Luckily, cult status was rather hard to attain: there was a huge disparity between, say, your tattooed cousin who has pierced hipbones and ~3,000 friends, and someone like ForBiddeN, who amassed over 900,000 friends at one point (her numbers have since plummeted, for reasons I don’t feel I need to explain). The understanding that a (MySpace-angled) girl-next-door was more likely to answer your messages than Tila Tequila was not lost on the young men of MySpace, and girls like me drank it up.
I can probably credit my first relationship to MySpace. We’d met offline, but kept in touch during a summer break by leaving embarrassingly transparent comments on each other’s profile pictures. They probably read something like can’t wait to see this in person ;) or wow…look at those big brown e—excuse me, just gotta run to the john and vomit the shame out.
Relationships during the MySpace era were no picnic. I recall several inflamed Top 8 battles provoked by my ex’s company taking the number one spot I believed to be rightfully mine. “So-and-so’s band is second to his girlfriend on his Top 8. You obviously don’t love me. I’m demoting you now. This possibly-fake Adam Brody profile is now my number one top friend. DEAL WITH IT.” This was a serious issue to me, back then. Five years later, I’d slap a baby to have these kinds of problems.

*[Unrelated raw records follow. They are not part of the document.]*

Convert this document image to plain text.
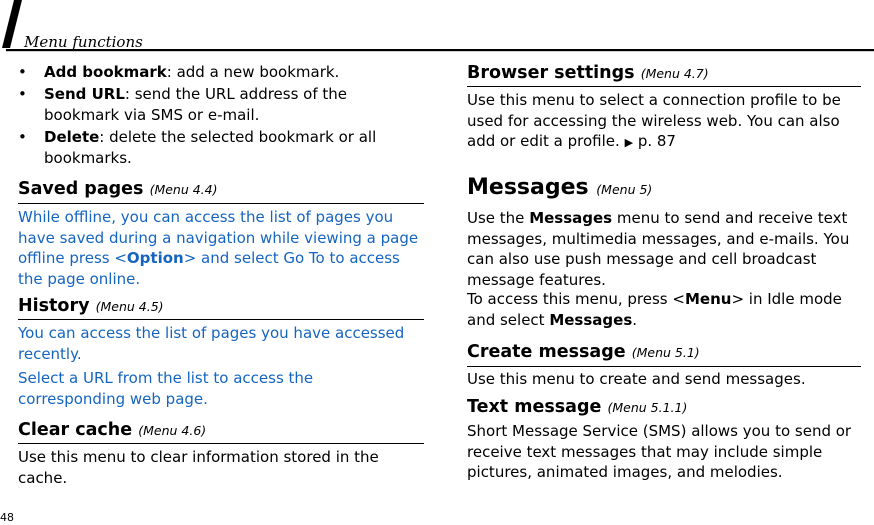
Menu functions
• Add bookmark: add a new bookmark.
• Send URL: send the URL address of the bookmark via SMS or e-mail.
• Delete: delete the selected bookmark or all bookmarks.
Saved pages (Menu 4.4)

While offline, you can access the list of pages you have saved during a navigation while viewing a page offline press <Option> and select Go To to access the page online.

History (Menu 4.5)

You can access the list of pages you have accessed recently.

Select a URL from the list to access the corresponding web page.

Clear cache (Menu 4.6)

Use this menu to clear information stored in the cache.

Browser settings (Menu 4.7)

Use this menu to select a connection profile to be used for accessing the wireless web. You can also add or edit a profile. ▶ p. 87

Messages (Menu 5)

Use the Messages menu to send and receive text messages, multimedia messages, and e-mails. You can also use push message and cell broadcast message features.

To access this menu, press <Menu> in Idle mode and select Messages.

Create message (Menu 5.1)

Use this menu to create and send messages.

Text message (Menu 5.1.1)

Short Message Service (SMS) allows you to send or receive text messages that may include simple pictures, animated images, and melodies.

48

I’ve had several bouts of neurosis due to social networks, and I can trace their origins back to the introduction of the Top 8. This feature couldn’t have come at a worse time – the MySpace floodgates had opened, and the site was no longer populated by Friendster exiles and scenesters – your entire offline social network had become your online social network, too. As the number of customized spots grew, so did my anxiety. Sixteen top slots up for grabs? Doesn’t the word “top” imply some sort of exclusivity? Every time I saw a thumbnail of my face on someone else’s profile, I felt an inherent pressure to add another row just to reciprocate the honor. Then I had to find three more people to add, to balance the row out. Where does it stop?
The answer: when you delete your profile. That’s when it ended for me. But not before I changed my profile song to “Hey There, Delilah,” a song that begs for intimacy in a world of Top 24s.